В столичном дворце Фоки вся челядь облачилась в траурные одежды. Близко принимая его горе, Византийский царь царей, базилевс Константин Багрянородный отпустил магистра со службы. До времени похорон Никифор сидел у себя в покоях с почерневшим лицом. Свою жену он похоронил вскоре после рождения сына. И теперь, после его гибели, уже ничего не удерживало его в этом миру. После похорон сына, мрачный Никифор тот час отправился в путь на святую гору Афон, чтобы среди монахов залечить свою душевную рану.
Но жизнь в Византии шла своим чередом. После прошлогодней победной компании в Европе, надо было поправить дела и в Азии. Симоката или иначе Самосата – город в сирийской провинции Коммагены, с таким трудом взятый в бою два года назад, снова перешл к арабскому эмиру Сирии из Алеппо. Угроза нависла и над Мелитеной, столице римской провинции Третья Армения.
Едва завершилась посевная, государственный синклит постановил собрать ополчение стратиотов в фемах Халдия, Колония и Себастея. В отсутствие магистра Никифора возглавлять коалицию войск базилевс Константин поручил своему спальничьему, патрикию и паракимомену евнуху Василию Нофу. Командовать двумя крыльями конницы этого легиона он возложил на стратига Халдии Иоанна Куркуаса, более известного по прозвищу Цимисхий, и ишхана федератов Афанасия1, сына брата царя Тао-Кларджетского царства, более известного как Картли.

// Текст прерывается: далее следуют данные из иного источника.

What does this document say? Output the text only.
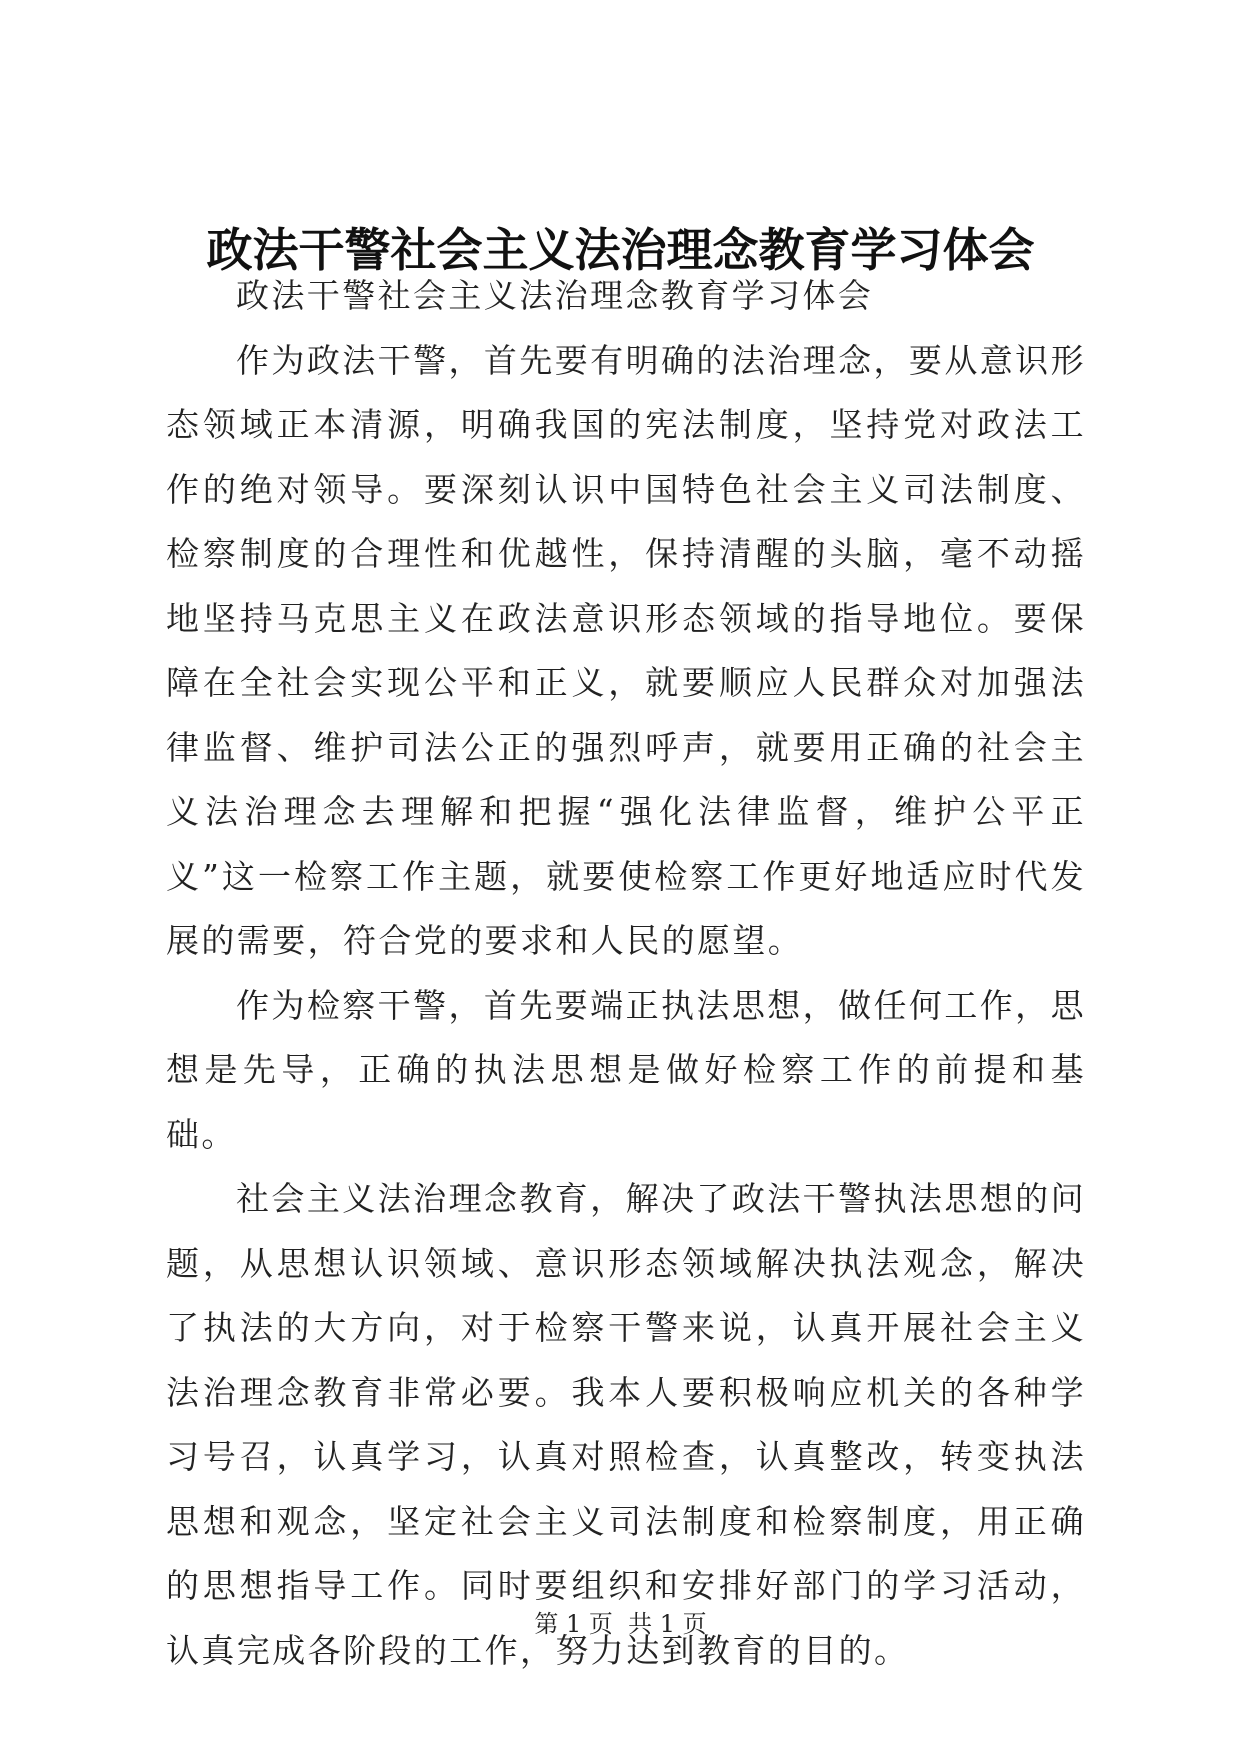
政法干警社会主义法治理念教育学习体会

政法干警社会主义法治理念教育学习体会

作为政法干警，首先要有明确的法治理念，要从意识形态领域正本清源，明确我国的宪法制度，坚持党对政法工作的绝对领导。要深刻认识中国特色社会主义司法制度、检察制度的合理性和优越性，保持清醒的头脑，毫不动摇地坚持马克思主义在政法意识形态领域的指导地位。要保障在全社会实现公平和正义，就要顺应人民群众对加强法律监督、维护司法公正的强烈呼声，就要用正确的社会主义法治理念去理解和把握“强化法律监督，维护公平正义”这一检察工作主题，就要使检察工作更好地适应时代发展的需要，符合党的要求和人民的愿望。

作为检察干警，首先要端正执法思想，做任何工作，思想是先导，正确的执法思想是做好检察工作的前提和基础。

社会主义法治理念教育，解决了政法干警执法思想的问题，从思想认识领域、意识形态领域解决执法观念，解决了执法的大方向，对于检察干警来说，认真开展社会主义法治理念教育非常必要。我本人要积极响应机关的各种学习号召，认真学习，认真对照检查，认真整改，转变执法思想和观念，坚定社会主义司法制度和检察制度，用正确的思想指导工作。同时要组织和安排好部门的学习活动，认真完成各阶段的工作，努力达到教育的目的。

第 1 页  共 1 页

Василий повел свой легион на юг, по западному берегу Евфрата. Пройдя стороной Мелитену, легион перешел границу Сирии Евфратской. Мелкие крепости и городишки легионеры брали с ходу и шли дальше. По пути на колонну нападали разрозненные отряды «безбожного Хамвада2», но это не могло поколебать ее мерного движения на юг.
В середине лета легион подошел к Симокате. Перед ними простирался город, расположенный на берегу реки, издавна населенный сирийцами. Нерушимый, многолюдный и изобильный всякими богатствами.
Василий не хотел оставаться тут на длительную осаду. Не хотел, и разрушать город, планируя оставить его в качестве форпоста Византии в Сирии. Поэтому, расположившись лагерем недалеко от города, он послал послов к эмиру города с требованием снова признать базилевса Константина Багрянородного своим господином.
Но эмир города рассмеялся им в лицо.
– Передайте вашему кастрату, что если он сегодня же не уберется от стен Симокаты, то завтра я отрежу ему и уши и голову.
Эмир понимал, что взятый византийцами штурмом единожды, город падет при штурме и в этот раз. Но на этот раз эмир сделал ставку на курдских всадников, гордость государя Сирии. Их непобедимость в открытом поле. И у него было достаточно времени, чтобы собрать это конное войско из вассалов и наемников. Чванясь от врожденной наглости, он даже не стал ждать помощи от государя из Аллепо.
На следующий день, поздним утром ворота города широко распахнулись. На равнину перед городом выдвинулись всадники во главе с эмиром. Варвары хвастались, что и без боя добудут победу. Легионеры их ждали, выстроившись в глубокую фалангу. При виде этой фаланги, конница развернулась и пошла в атаку лавой. Но, видя непоколебимость пехотного строя, курдские всадники, подобно ртутным шарикам, все как один внезапно сменили направление и помчались вдоль фаланги, осыпая ее тучами стрел.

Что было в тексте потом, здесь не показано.